Service at the gun counter was rotten. As rotten as asking a teenage worker at Stop And Shop to check in the back room to look for any more sale items. That's when teenage Johnnie goes on his lunch break, and you are standing in Aisle 7 waiting for assistance.
That's what it felt like for M. Peter Kuck, who went to the Connecticut Department of Public Safety to renew his gun permit. Kuck refused to provide documents to verify his citizenship, an insulting requirement in his view, so he appealed to Board of Firearms Permit Examiners. The problem for Kuck was that there was no sense of urgency at the Board, which takes forever to process the appeals. So long, in fact, that the Board may be violating the Due Process Clause.

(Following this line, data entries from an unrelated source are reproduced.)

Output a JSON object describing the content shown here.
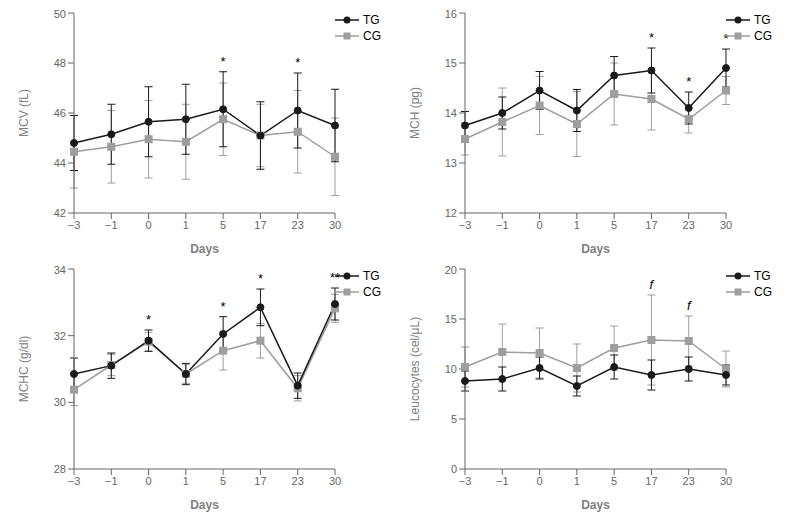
{
  "chart_data": [
    {
      "type": "line",
      "x_label": "Days",
      "y_label": "MCV (fL)",
      "categories": [
        "−3",
        "−1",
        "0",
        "1",
        "5",
        "17",
        "23",
        "30"
      ],
      "ylim": [
        42,
        50
      ],
      "yticks": [
        42,
        44,
        46,
        48,
        50
      ],
      "grid": false,
      "legend": "upper right",
      "series": [
        {
          "name": "TG",
          "color": "#1a1a1a",
          "marker": "circle",
          "values": [
            44.8,
            45.15,
            45.65,
            45.75,
            46.15,
            45.1,
            46.1,
            45.5
          ],
          "errors": [
            1.1,
            1.2,
            1.4,
            1.4,
            1.5,
            1.35,
            1.5,
            1.45
          ]
        },
        {
          "name": "CG",
          "color": "#9e9e9e",
          "marker": "square",
          "values": [
            44.45,
            44.65,
            44.95,
            44.85,
            45.75,
            45.1,
            45.25,
            44.25
          ],
          "errors": [
            1.45,
            1.45,
            1.55,
            1.5,
            1.45,
            1.25,
            1.65,
            1.55
          ]
        }
      ],
      "annotations": [
        {
          "x": "5",
          "text": "*"
        },
        {
          "x": "23",
          "text": "*"
        }
      ]
    },
    {
      "type": "line",
      "x_label": "Days",
      "y_label": "MCH (pg)",
      "categories": [
        "−3",
        "−1",
        "0",
        "1",
        "5",
        "17",
        "23",
        "30"
      ],
      "ylim": [
        12,
        16
      ],
      "yticks": [
        12,
        13,
        14,
        15,
        16
      ],
      "grid": false,
      "legend": "upper right",
      "series": [
        {
          "name": "TG",
          "color": "#1a1a1a",
          "marker": "circle",
          "values": [
            13.75,
            14.0,
            14.45,
            14.05,
            14.75,
            14.85,
            14.1,
            14.9
          ],
          "errors": [
            0.28,
            0.32,
            0.38,
            0.42,
            0.38,
            0.45,
            0.32,
            0.38
          ]
        },
        {
          "name": "CG",
          "color": "#9e9e9e",
          "marker": "square",
          "values": [
            13.48,
            13.82,
            14.15,
            13.78,
            14.38,
            14.28,
            13.88,
            14.45
          ],
          "errors": [
            0.32,
            0.68,
            0.58,
            0.65,
            0.62,
            0.62,
            0.28,
            0.28
          ]
        }
      ],
      "annotations": [
        {
          "x": "17",
          "text": "*"
        },
        {
          "x": "23",
          "text": "*"
        },
        {
          "x": "30",
          "text": "*"
        }
      ]
    },
    {
      "type": "line",
      "x_label": "Days",
      "y_label": "MCHC (g/dl)",
      "categories": [
        "−3",
        "−1",
        "0",
        "1",
        "5",
        "17",
        "23",
        "30"
      ],
      "ylim": [
        28,
        34
      ],
      "yticks": [
        28,
        30,
        32,
        34
      ],
      "grid": false,
      "legend": "upper right",
      "series": [
        {
          "name": "TG",
          "color": "#1a1a1a",
          "marker": "circle",
          "values": [
            30.85,
            31.1,
            31.85,
            30.85,
            32.05,
            32.85,
            30.5,
            32.95
          ],
          "errors": [
            0.48,
            0.38,
            0.32,
            0.32,
            0.52,
            0.55,
            0.38,
            0.48
          ]
        },
        {
          "name": "CG",
          "color": "#9e9e9e",
          "marker": "square",
          "values": [
            30.38,
            31.12,
            31.82,
            30.85,
            31.55,
            31.85,
            30.42,
            32.82
          ],
          "errors": [
            0.48,
            0.32,
            0.28,
            0.28,
            0.58,
            0.52,
            0.38,
            0.42
          ]
        }
      ],
      "annotations": [
        {
          "x": "0",
          "text": "*"
        },
        {
          "x": "5",
          "text": "*"
        },
        {
          "x": "17",
          "text": "*"
        },
        {
          "x": "30",
          "text": "**"
        }
      ]
    },
    {
      "type": "line",
      "x_label": "Days",
      "y_label": "Leucocytes (cel/μL)",
      "categories": [
        "−3",
        "−1",
        "0",
        "1",
        "5",
        "17",
        "23",
        "30"
      ],
      "ylim": [
        0,
        20
      ],
      "yticks": [
        0,
        5,
        10,
        15,
        20
      ],
      "grid": false,
      "legend": "upper right",
      "series": [
        {
          "name": "TG",
          "color": "#1a1a1a",
          "marker": "circle",
          "values": [
            8.8,
            9.0,
            10.1,
            8.3,
            10.2,
            9.4,
            10.0,
            9.4
          ],
          "errors": [
            1.0,
            1.2,
            1.1,
            1.0,
            1.2,
            1.5,
            1.2,
            1.0
          ]
        },
        {
          "name": "CG",
          "color": "#9e9e9e",
          "marker": "square",
          "values": [
            10.2,
            11.7,
            11.6,
            10.1,
            12.1,
            12.9,
            12.8,
            10.0
          ],
          "errors": [
            2.0,
            2.8,
            2.5,
            2.4,
            2.2,
            4.5,
            2.5,
            1.8
          ]
        }
      ],
      "annotations": [
        {
          "x": "17",
          "text": "f"
        },
        {
          "x": "23",
          "text": "f"
        }
      ]
    }
  ]
}
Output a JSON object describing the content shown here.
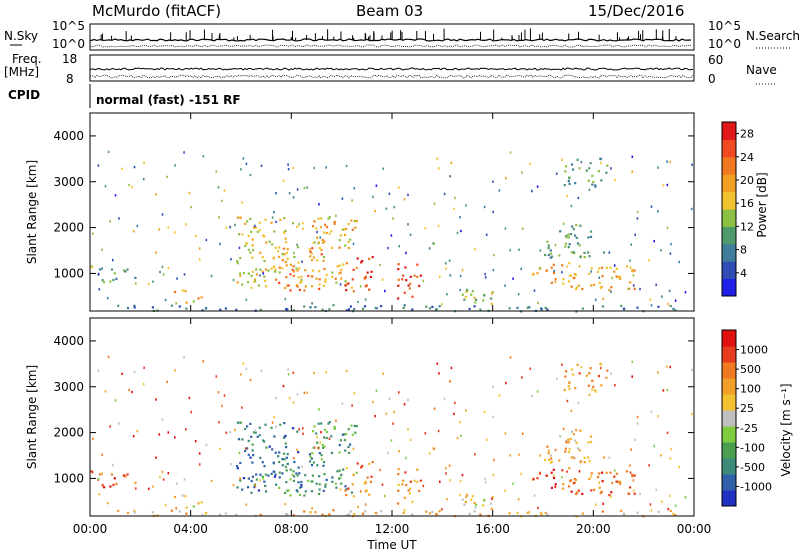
{
  "header": {
    "station": "McMurdo (fitACF)",
    "beam": "Beam 03",
    "date": "15/Dec/2016"
  },
  "status_panel": {
    "left_top_label": "N.Sky",
    "left_mid_label_line1": "Freq.",
    "left_mid_label_line2": "[MHz]",
    "left_bottom_label": "CPID",
    "right_top_label": "N.Search",
    "right_mid_label": "Nave",
    "log_ticks": [
      "10^5",
      "10^0"
    ],
    "freq_ticks": [
      "18",
      "8"
    ],
    "nave_ticks": [
      "60",
      "0"
    ],
    "cpid_text": "normal (fast) -151 RF"
  },
  "time_axis": {
    "label": "Time UT",
    "ticks": [
      "00:00",
      "04:00",
      "08:00",
      "12:00",
      "16:00",
      "20:00",
      "00:00"
    ]
  },
  "chart_data": [
    {
      "type": "heatmap",
      "title": "",
      "xlabel": "Time UT",
      "ylabel": "Slant Range [km]",
      "x_ticks_hours": [
        0,
        4,
        8,
        12,
        16,
        20,
        24
      ],
      "xlim": [
        0,
        24
      ],
      "ylim": [
        180,
        4500
      ],
      "y_ticks": [
        1000,
        2000,
        3000,
        4000
      ],
      "colorbar": {
        "label": "Power [dB]",
        "ticks": [
          "4",
          "8",
          "12",
          "16",
          "20",
          "24",
          "28"
        ],
        "colors": [
          "#1f1fe8",
          "#2f4db5",
          "#3f7d9a",
          "#4f9a6a",
          "#8cc043",
          "#f2c22e",
          "#f0a020",
          "#f07820",
          "#f04a20",
          "#e01818"
        ],
        "range": [
          0,
          30
        ]
      },
      "echo_regions": [
        {
          "t0": 0.0,
          "t1": 24.0,
          "r0": 190,
          "r1": 330,
          "level": 0.25
        },
        {
          "t0": 0.3,
          "t1": 1.8,
          "r0": 800,
          "r1": 1150,
          "level": 0.35
        },
        {
          "t0": 3.3,
          "t1": 4.4,
          "r0": 350,
          "r1": 650,
          "level": 0.6
        },
        {
          "t0": 5.8,
          "t1": 8.4,
          "r0": 700,
          "r1": 2250,
          "level": 0.55
        },
        {
          "t0": 7.2,
          "t1": 9.4,
          "r0": 600,
          "r1": 1600,
          "level": 0.7
        },
        {
          "t0": 8.8,
          "t1": 10.6,
          "r0": 700,
          "r1": 2300,
          "level": 0.6
        },
        {
          "t0": 10.0,
          "t1": 11.2,
          "r0": 600,
          "r1": 1400,
          "level": 0.85
        },
        {
          "t0": 12.2,
          "t1": 13.2,
          "r0": 400,
          "r1": 1300,
          "level": 0.9
        },
        {
          "t0": 14.5,
          "t1": 16.6,
          "r0": 350,
          "r1": 700,
          "level": 0.45
        },
        {
          "t0": 17.5,
          "t1": 21.6,
          "r0": 650,
          "r1": 1250,
          "level": 0.65
        },
        {
          "t0": 18.0,
          "t1": 20.5,
          "r0": 1350,
          "r1": 2100,
          "level": 0.35
        },
        {
          "t0": 18.8,
          "t1": 20.6,
          "r0": 2900,
          "r1": 3550,
          "level": 0.35
        }
      ]
    },
    {
      "type": "heatmap",
      "title": "",
      "xlabel": "Time UT",
      "ylabel": "Slant Range [km]",
      "x_ticks_hours": [
        0,
        4,
        8,
        12,
        16,
        20,
        24
      ],
      "xlim": [
        0,
        24
      ],
      "ylim": [
        180,
        4500
      ],
      "y_ticks": [
        1000,
        2000,
        3000,
        4000
      ],
      "colorbar": {
        "label": "Velocity [m s⁻¹]",
        "ticks": [
          "1000",
          "500",
          "100",
          "25",
          "-25",
          "-100",
          "-500",
          "-1000"
        ],
        "colors": [
          "#2030c0",
          "#3060a8",
          "#3e8a7a",
          "#4aa050",
          "#7fcc40",
          "#c0c0c0",
          "#f2c030",
          "#f0a028",
          "#f07a22",
          "#e83a1c",
          "#e01010"
        ],
        "range": [
          -1000,
          1000
        ]
      },
      "echo_regions": [
        {
          "t0": 0.0,
          "t1": 24.0,
          "r0": 190,
          "r1": 330,
          "level": 0.62
        },
        {
          "t0": 0.3,
          "t1": 1.8,
          "r0": 800,
          "r1": 1150,
          "level": 0.85
        },
        {
          "t0": 3.3,
          "t1": 4.4,
          "r0": 350,
          "r1": 650,
          "level": 0.55
        },
        {
          "t0": 5.8,
          "t1": 8.4,
          "r0": 700,
          "r1": 2250,
          "level": 0.2
        },
        {
          "t0": 7.2,
          "t1": 9.4,
          "r0": 600,
          "r1": 1600,
          "level": 0.25
        },
        {
          "t0": 8.8,
          "t1": 10.6,
          "r0": 700,
          "r1": 2300,
          "level": 0.3
        },
        {
          "t0": 10.0,
          "t1": 11.2,
          "r0": 600,
          "r1": 1400,
          "level": 0.7
        },
        {
          "t0": 12.2,
          "t1": 13.2,
          "r0": 400,
          "r1": 1300,
          "level": 0.72
        },
        {
          "t0": 14.5,
          "t1": 16.6,
          "r0": 350,
          "r1": 700,
          "level": 0.55
        },
        {
          "t0": 17.5,
          "t1": 21.6,
          "r0": 650,
          "r1": 1250,
          "level": 0.82
        },
        {
          "t0": 18.0,
          "t1": 20.5,
          "r0": 1350,
          "r1": 2100,
          "level": 0.62
        },
        {
          "t0": 18.8,
          "t1": 20.6,
          "r0": 2900,
          "r1": 3550,
          "level": 0.7
        }
      ]
    }
  ]
}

The case is Kuck v. Danaher, decided on March 23. Kuck's permit appeal was not scheduled to be heard for 18 months. Under the Due Process Clause, "a delay amounts to a due process violation only where it renders the prescribed procedures meaningless in relation to the private interests at stake," the Court of Appeals tells us. While the courts will tolerate a relatively brief administrative delay that takes into account the bureaucratic workload, there are limits to the court's patience.
The courts resolve these disputes by weighing the citizen's property or liberty interest against the risk of erroneous deprivation of that interest as well as government's interest in maintaining these procedures. We call this the Matthews balancing test, named after a Supreme Court ruling from 1976. At this stage of the case (the district court dismissed Kuck's complaint without any pre-trial discovery), the Second Circuit (Parker, Straub and Livingston) says that the state may have violated Kuck's due process rights. While Kuck's right to gun ownership is not as pressing as the need for a vehicle to drive to work or any interference with his livelihood, Connecticut law does provide for the right to own a gun, "an interest that is highly valued by many of the state's citizens," Judge Parker writes. Kuck also convinces the Court of Appeals that DPS often denies these permits after non-trivial delays for bogus reasons, a factor that also tips the Matthews test in his favor. While the state has a compelling interest in making sure that guns don't wind up in the wrong hands, the state cannot dismiss this case simply by arguing "that public safety is important and appeals have gotten backed up." As the Court of Appeals concludes, "the State gives no account of how or why public safety requires unsuccessful applicants to wait a year-and-a-half for an appeal hearing."